Composite Wood Fencing Heats Up Easily

Due to its plastic content, composite wood takes on heat, like vinyl. This means fencing can become hot to the touch in extreme sun exposure or high temperatures and potentially cause minor burns.

For this reason, you must be careful not to touch the fence for too long with exposed skin on hot, sunny days to avoid potential burns. While this may not concern some, those with pets or young children may need to consider safety measures to prevent accidents.

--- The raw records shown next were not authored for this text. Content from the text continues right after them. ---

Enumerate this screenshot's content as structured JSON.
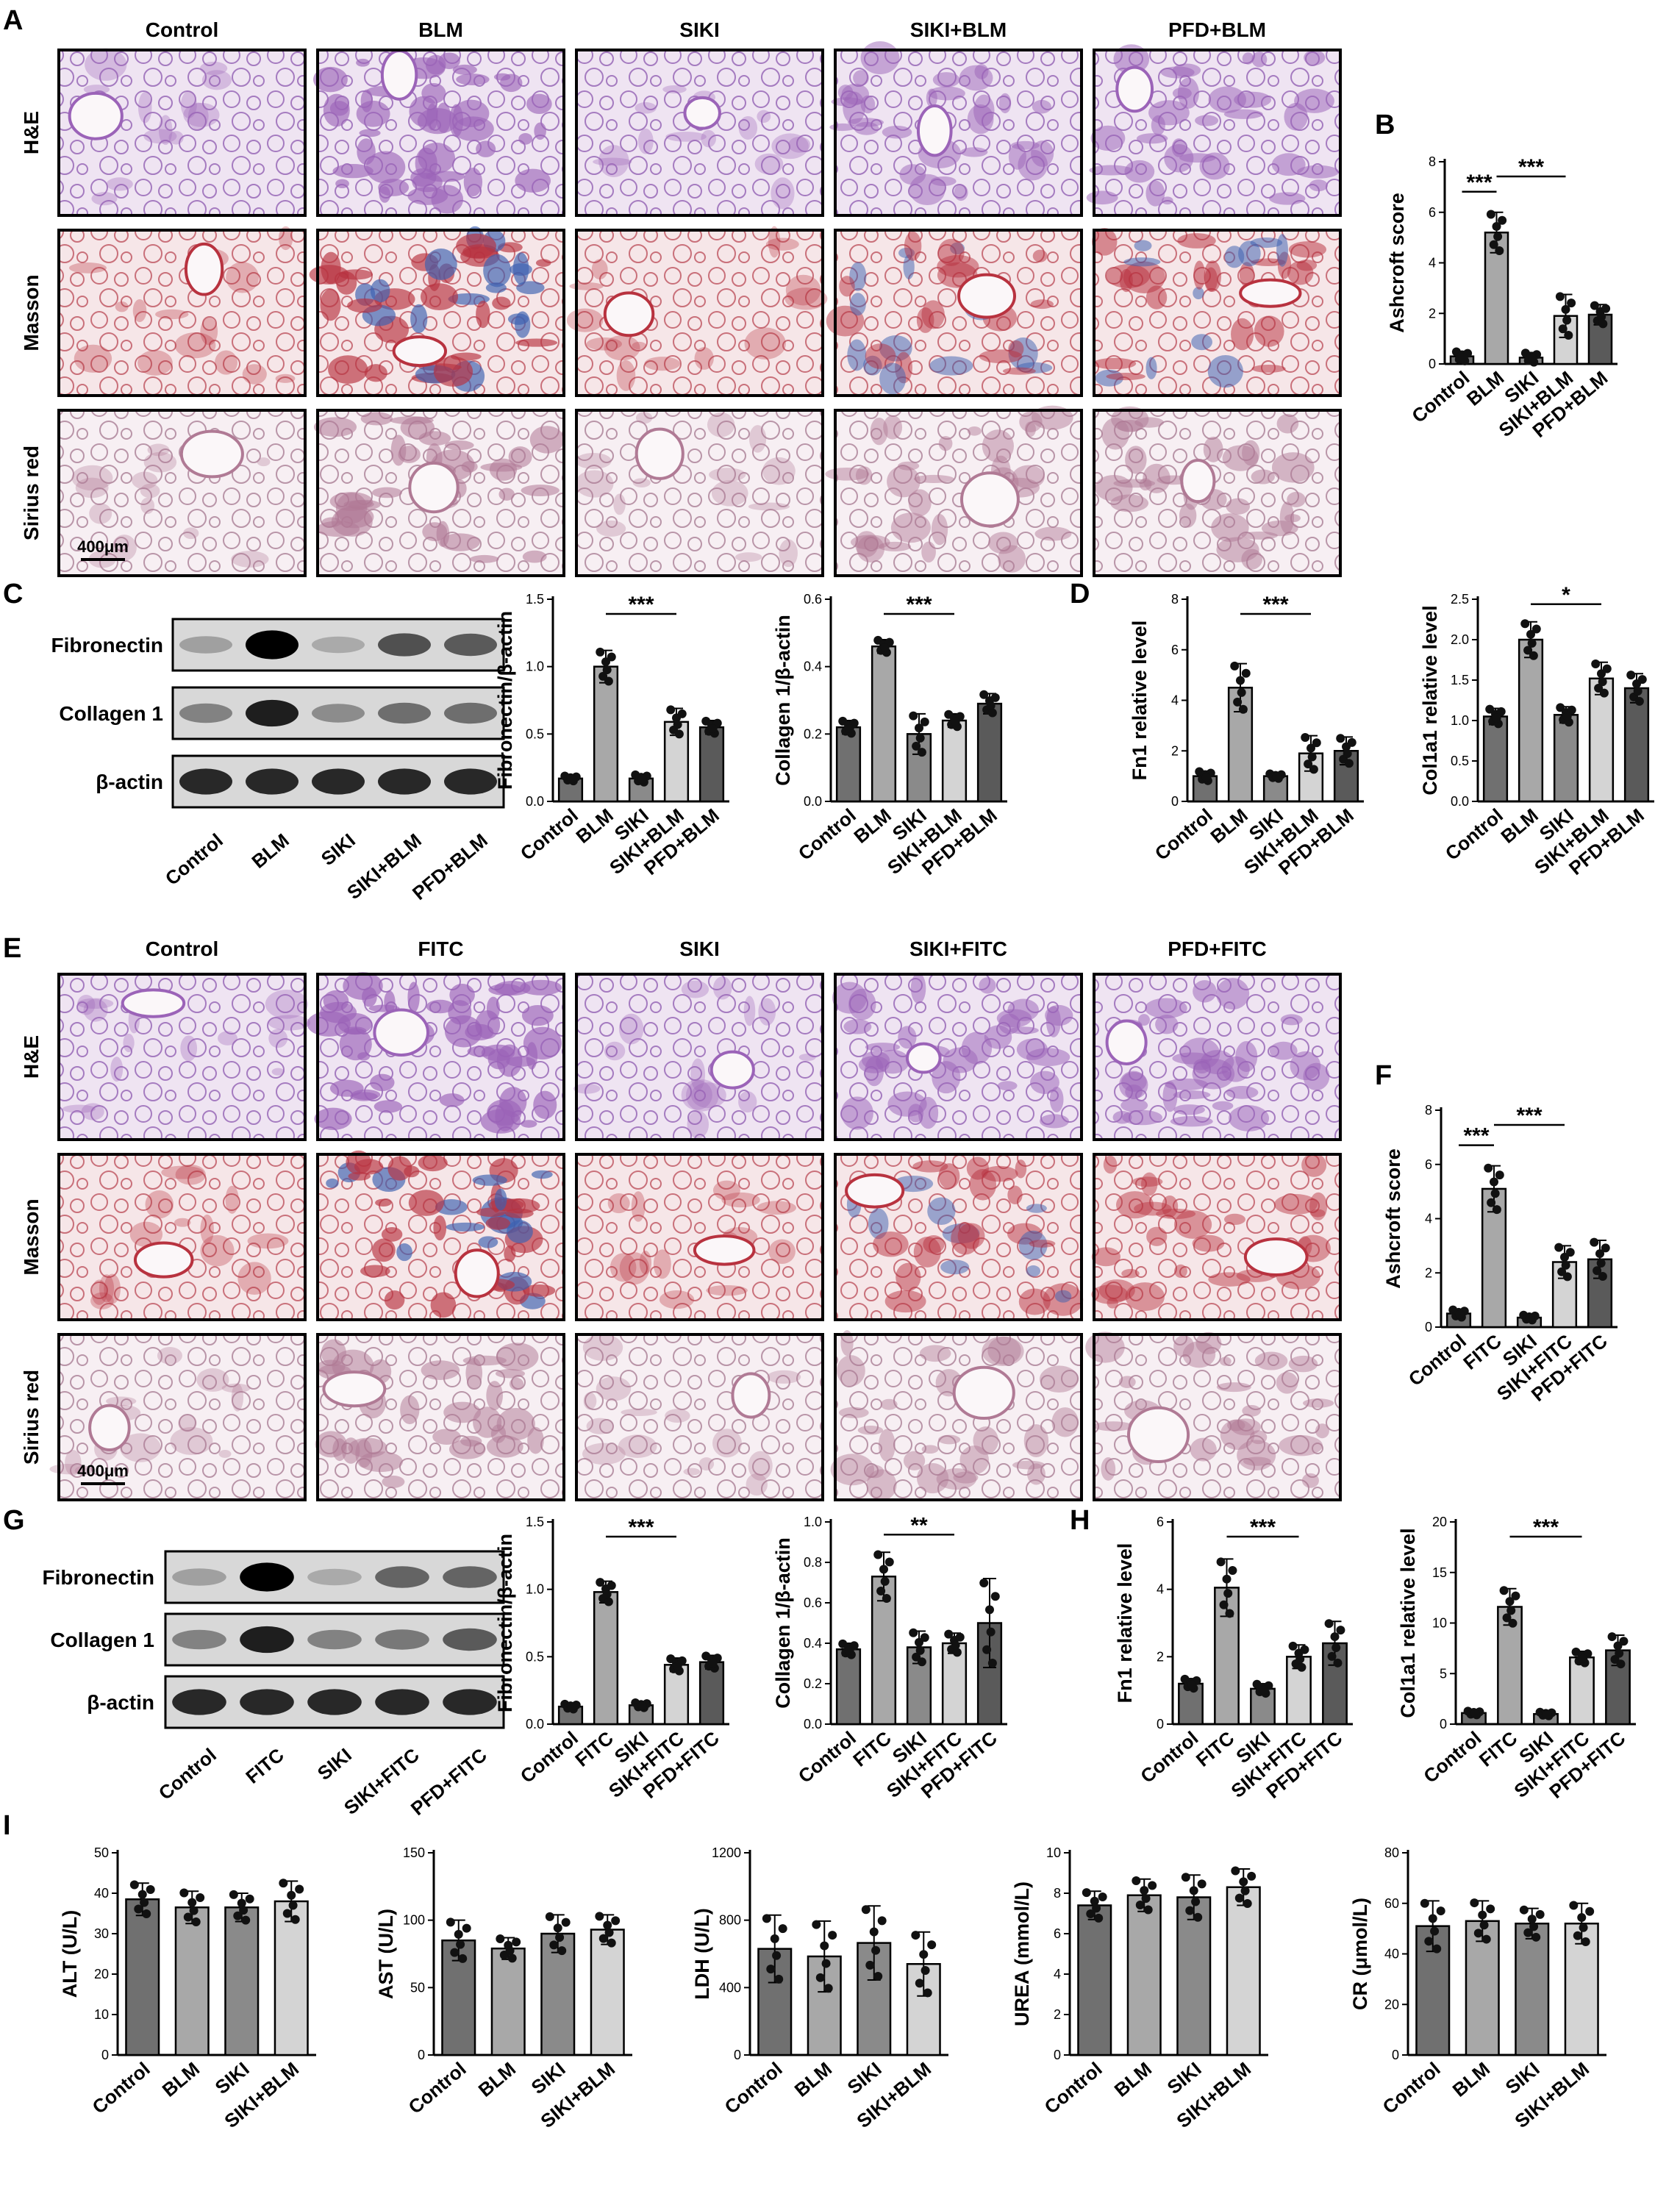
{
  "colors": {
    "he_bg": "#e9dcef",
    "he_tissue": "#9b63b8",
    "masson_bg": "#f1dde0",
    "masson_tissue": "#b8323f",
    "masson_blue": "#3b5fb0",
    "sirius_bg": "#f3e9ee",
    "sirius_tissue": "#b07a95",
    "bar_colors": [
      "#707070",
      "#a8a8a8",
      "#8a8a8a",
      "#d4d4d4",
      "#5a5a5a"
    ]
  },
  "panels": {
    "A": {
      "label": "A",
      "columns": [
        "Control",
        "BLM",
        "SIKI",
        "SIKI+BLM",
        "PFD+BLM"
      ],
      "rows": [
        "H&E",
        "Masson",
        "Sirius red"
      ],
      "scale_bar": "400μm",
      "intensity": [
        [
          0.15,
          0.85,
          0.15,
          0.55,
          0.6
        ],
        [
          0.15,
          0.9,
          0.15,
          0.55,
          0.6
        ],
        [
          0.15,
          0.7,
          0.15,
          0.5,
          0.55
        ]
      ]
    },
    "C": {
      "label": "C",
      "bands": [
        "Fibronectin",
        "Collagen 1",
        "β-actin"
      ],
      "lanes": [
        "Control",
        "BLM",
        "SIKI",
        "SIKI+BLM",
        "PFD+BLM"
      ],
      "band_intensity": [
        [
          0.2,
          1.0,
          0.15,
          0.6,
          0.55
        ],
        [
          0.35,
          0.85,
          0.3,
          0.45,
          0.45
        ],
        [
          0.8,
          0.8,
          0.8,
          0.8,
          0.8
        ]
      ]
    },
    "E": {
      "label": "E",
      "columns": [
        "Control",
        "FITC",
        "SIKI",
        "SIKI+FITC",
        "PFD+FITC"
      ],
      "rows": [
        "H&E",
        "Masson",
        "Sirius red"
      ],
      "scale_bar": "400μm",
      "intensity": [
        [
          0.15,
          0.9,
          0.15,
          0.6,
          0.6
        ],
        [
          0.15,
          0.9,
          0.15,
          0.55,
          0.5
        ],
        [
          0.15,
          0.6,
          0.15,
          0.45,
          0.5
        ]
      ]
    },
    "G": {
      "label": "G",
      "bands": [
        "Fibronectin",
        "Collagen 1",
        "β-actin"
      ],
      "lanes": [
        "Control",
        "FITC",
        "SIKI",
        "SIKI+FITC",
        "PFD+FITC"
      ],
      "band_intensity": [
        [
          0.2,
          1.0,
          0.15,
          0.5,
          0.5
        ],
        [
          0.35,
          0.85,
          0.35,
          0.4,
          0.55
        ],
        [
          0.8,
          0.8,
          0.8,
          0.8,
          0.8
        ]
      ]
    },
    "B_label": "B",
    "D_label": "D",
    "F_label": "F",
    "H_label": "H",
    "I_label": "I"
  },
  "chart_data": [
    {
      "id": "B",
      "type": "bar",
      "categories": [
        "Control",
        "BLM",
        "SIKI",
        "SIKI+BLM",
        "PFD+BLM"
      ],
      "values": [
        0.3,
        5.2,
        0.25,
        1.9,
        1.95
      ],
      "errors": [
        0.2,
        0.8,
        0.2,
        0.85,
        0.4
      ],
      "ylabel": "Ashcroft score",
      "ylim": [
        0,
        8
      ],
      "yticks": [
        0,
        2,
        4,
        6,
        8
      ],
      "sig": [
        {
          "from": 0,
          "to": 1,
          "label": "***"
        },
        {
          "from": 1,
          "to": 3,
          "label": "***"
        }
      ]
    },
    {
      "id": "C1",
      "type": "bar",
      "categories": [
        "Control",
        "BLM",
        "SIKI",
        "SIKI+BLM",
        "PFD+BLM"
      ],
      "values": [
        0.17,
        1.0,
        0.17,
        0.59,
        0.55
      ],
      "errors": [
        0.02,
        0.12,
        0.03,
        0.1,
        0.05
      ],
      "ylabel": "Fibronectin/β-actin",
      "ylim": [
        0,
        1.5
      ],
      "yticks": [
        0.0,
        0.5,
        1.0,
        1.5
      ],
      "sig": [
        {
          "from": 1,
          "to": 3,
          "label": "***"
        }
      ]
    },
    {
      "id": "C2",
      "type": "bar",
      "categories": [
        "Control",
        "BLM",
        "SIKI",
        "SIKI+BLM",
        "PFD+BLM"
      ],
      "values": [
        0.22,
        0.46,
        0.2,
        0.24,
        0.29
      ],
      "errors": [
        0.02,
        0.02,
        0.06,
        0.02,
        0.03
      ],
      "ylabel": "Collagen 1/β-actin",
      "ylim": [
        0,
        0.6
      ],
      "yticks": [
        0.0,
        0.2,
        0.4,
        0.6
      ],
      "sig": [
        {
          "from": 1,
          "to": 3,
          "label": "***"
        }
      ]
    },
    {
      "id": "D1",
      "type": "bar",
      "categories": [
        "Control",
        "BLM",
        "SIKI",
        "SIKI+BLM",
        "PFD+BLM"
      ],
      "values": [
        1.0,
        4.5,
        1.0,
        1.9,
        2.0
      ],
      "errors": [
        0.2,
        0.95,
        0.1,
        0.7,
        0.55
      ],
      "ylabel": "Fn1 relative level",
      "ylim": [
        0,
        8
      ],
      "yticks": [
        0,
        2,
        4,
        6,
        8
      ],
      "sig": [
        {
          "from": 1,
          "to": 3,
          "label": "***"
        }
      ]
    },
    {
      "id": "D2",
      "type": "bar",
      "categories": [
        "Control",
        "BLM",
        "SIKI",
        "SIKI+BLM",
        "PFD+BLM"
      ],
      "values": [
        1.05,
        2.0,
        1.07,
        1.52,
        1.4
      ],
      "errors": [
        0.1,
        0.22,
        0.1,
        0.2,
        0.18
      ],
      "ylabel": "Col1a1 relative level",
      "ylim": [
        0,
        2.5
      ],
      "yticks": [
        0.0,
        0.5,
        1.0,
        1.5,
        2.0,
        2.5
      ],
      "sig": [
        {
          "from": 1,
          "to": 3,
          "label": "*"
        }
      ]
    },
    {
      "id": "F",
      "type": "bar",
      "categories": [
        "Control",
        "FITC",
        "SIKI",
        "SIKI+FITC",
        "PFD+FITC"
      ],
      "values": [
        0.5,
        5.1,
        0.35,
        2.4,
        2.5
      ],
      "errors": [
        0.15,
        0.85,
        0.1,
        0.6,
        0.7
      ],
      "ylabel": "Ashcroft score",
      "ylim": [
        0,
        8
      ],
      "yticks": [
        0,
        2,
        4,
        6,
        8
      ],
      "sig": [
        {
          "from": 0,
          "to": 1,
          "label": "***"
        },
        {
          "from": 1,
          "to": 3,
          "label": "***"
        }
      ]
    },
    {
      "id": "G1",
      "type": "bar",
      "categories": [
        "Control",
        "FITC",
        "SIKI",
        "SIKI+FITC",
        "PFD+FITC"
      ],
      "values": [
        0.13,
        0.98,
        0.14,
        0.44,
        0.46
      ],
      "errors": [
        0.02,
        0.08,
        0.02,
        0.05,
        0.05
      ],
      "ylabel": "Fibronectin/β-actin",
      "ylim": [
        0,
        1.5
      ],
      "yticks": [
        0.0,
        0.5,
        1.0,
        1.5
      ],
      "sig": [
        {
          "from": 1,
          "to": 3,
          "label": "***"
        }
      ]
    },
    {
      "id": "G2",
      "type": "bar",
      "categories": [
        "Control",
        "FITC",
        "SIKI",
        "SIKI+FITC",
        "PFD+FITC"
      ],
      "values": [
        0.37,
        0.73,
        0.38,
        0.4,
        0.5
      ],
      "errors": [
        0.03,
        0.12,
        0.08,
        0.05,
        0.22
      ],
      "ylabel": "Collagen 1/β-actin",
      "ylim": [
        0,
        1.0
      ],
      "yticks": [
        0.0,
        0.2,
        0.4,
        0.6,
        0.8,
        1.0
      ],
      "sig": [
        {
          "from": 1,
          "to": 3,
          "label": "**"
        }
      ]
    },
    {
      "id": "H1",
      "type": "bar",
      "categories": [
        "Control",
        "FITC",
        "SIKI",
        "SIKI+FITC",
        "PFD+FITC"
      ],
      "values": [
        1.2,
        4.05,
        1.05,
        2.0,
        2.4
      ],
      "errors": [
        0.15,
        0.85,
        0.15,
        0.35,
        0.65
      ],
      "ylabel": "Fn1 relative level",
      "ylim": [
        0,
        6
      ],
      "yticks": [
        0,
        2,
        4,
        6
      ],
      "sig": [
        {
          "from": 1,
          "to": 3,
          "label": "***"
        }
      ]
    },
    {
      "id": "H2",
      "type": "bar",
      "categories": [
        "Control",
        "FITC",
        "SIKI",
        "SIKI+FITC",
        "PFD+FITC"
      ],
      "values": [
        1.1,
        11.6,
        1.0,
        6.6,
        7.3
      ],
      "errors": [
        0.2,
        1.8,
        0.2,
        0.6,
        1.5
      ],
      "ylabel": "Col1a1 relative level",
      "ylim": [
        0,
        20
      ],
      "yticks": [
        0,
        5,
        10,
        15,
        20
      ],
      "sig": [
        {
          "from": 1,
          "to": 3,
          "label": "***"
        }
      ]
    },
    {
      "id": "I1",
      "type": "bar",
      "categories": [
        "Control",
        "BLM",
        "SIKI",
        "SIKI+BLM"
      ],
      "values": [
        38.5,
        36.5,
        36.5,
        38.0
      ],
      "errors": [
        4.0,
        4.0,
        3.5,
        5.0
      ],
      "ylabel": "ALT (U/L)",
      "ylim": [
        0,
        50
      ],
      "yticks": [
        0,
        10,
        20,
        30,
        40,
        50
      ],
      "sig": []
    },
    {
      "id": "I2",
      "type": "bar",
      "categories": [
        "Control",
        "BLM",
        "SIKI",
        "SIKI+BLM"
      ],
      "values": [
        85,
        79,
        90,
        93
      ],
      "errors": [
        15,
        8,
        14,
        11
      ],
      "ylabel": "AST (U/L)",
      "ylim": [
        0,
        150
      ],
      "yticks": [
        0,
        50,
        100,
        150
      ],
      "sig": []
    },
    {
      "id": "I3",
      "type": "bar",
      "categories": [
        "Control",
        "BLM",
        "SIKI",
        "SIKI+BLM"
      ],
      "values": [
        630,
        585,
        665,
        540
      ],
      "errors": [
        200,
        210,
        220,
        190
      ],
      "ylabel": "LDH (U/L)",
      "ylim": [
        0,
        1200
      ],
      "yticks": [
        0,
        400,
        800,
        1200
      ],
      "sig": []
    },
    {
      "id": "I4",
      "type": "bar",
      "categories": [
        "Control",
        "BLM",
        "SIKI",
        "SIKI+BLM"
      ],
      "values": [
        7.4,
        7.9,
        7.8,
        8.3
      ],
      "errors": [
        0.7,
        0.8,
        1.1,
        0.9
      ],
      "ylabel": "UREA (mmol/L)",
      "ylim": [
        0,
        10
      ],
      "yticks": [
        0,
        2,
        4,
        6,
        8,
        10
      ],
      "sig": []
    },
    {
      "id": "I5",
      "type": "bar",
      "categories": [
        "Control",
        "BLM",
        "SIKI",
        "SIKI+BLM"
      ],
      "values": [
        51,
        53,
        52,
        52
      ],
      "errors": [
        10,
        8,
        6,
        8
      ],
      "ylabel": "CR (μmol/L)",
      "ylim": [
        0,
        80
      ],
      "yticks": [
        0,
        20,
        40,
        60,
        80
      ],
      "sig": []
    }
  ]
}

The Appearance of Composite Wood Cannot Be Altered

A person painting a wood fence a dark brown color. A "prohibited" symbol overlaps the image comprising a red circle with a diagonal line across it.
Staining and painting of composite wood are not recommended.

Composite wood can usually be cut like natural wood, yet it cannot be stained or painted as wood can. This means you need to be confident in your color or shade choice before installation, as you can’t update the appearance later, or in a future remodel, for that matter.

Also, while composite wood will remain aesthetically pleasing for quite some time, the color will eventually fade as the fencing reaches the end of its lifespan.

Fading is more noticeable in darker shades such as gray, brown, and black. Once the fading begins, unfortunately, nothing can be done to reinstate the composite fencing to its former glory short of replacing it.

Final Thoughts On Using Composite Wood for a Fence

If you enjoy the look of a wood fence but aren’t interested in dealing with the maintenance it requires, consider composite wood fencing.

With all the benefits of composite wood fencing, you can’t go wrong with the investment if it’s within your budget.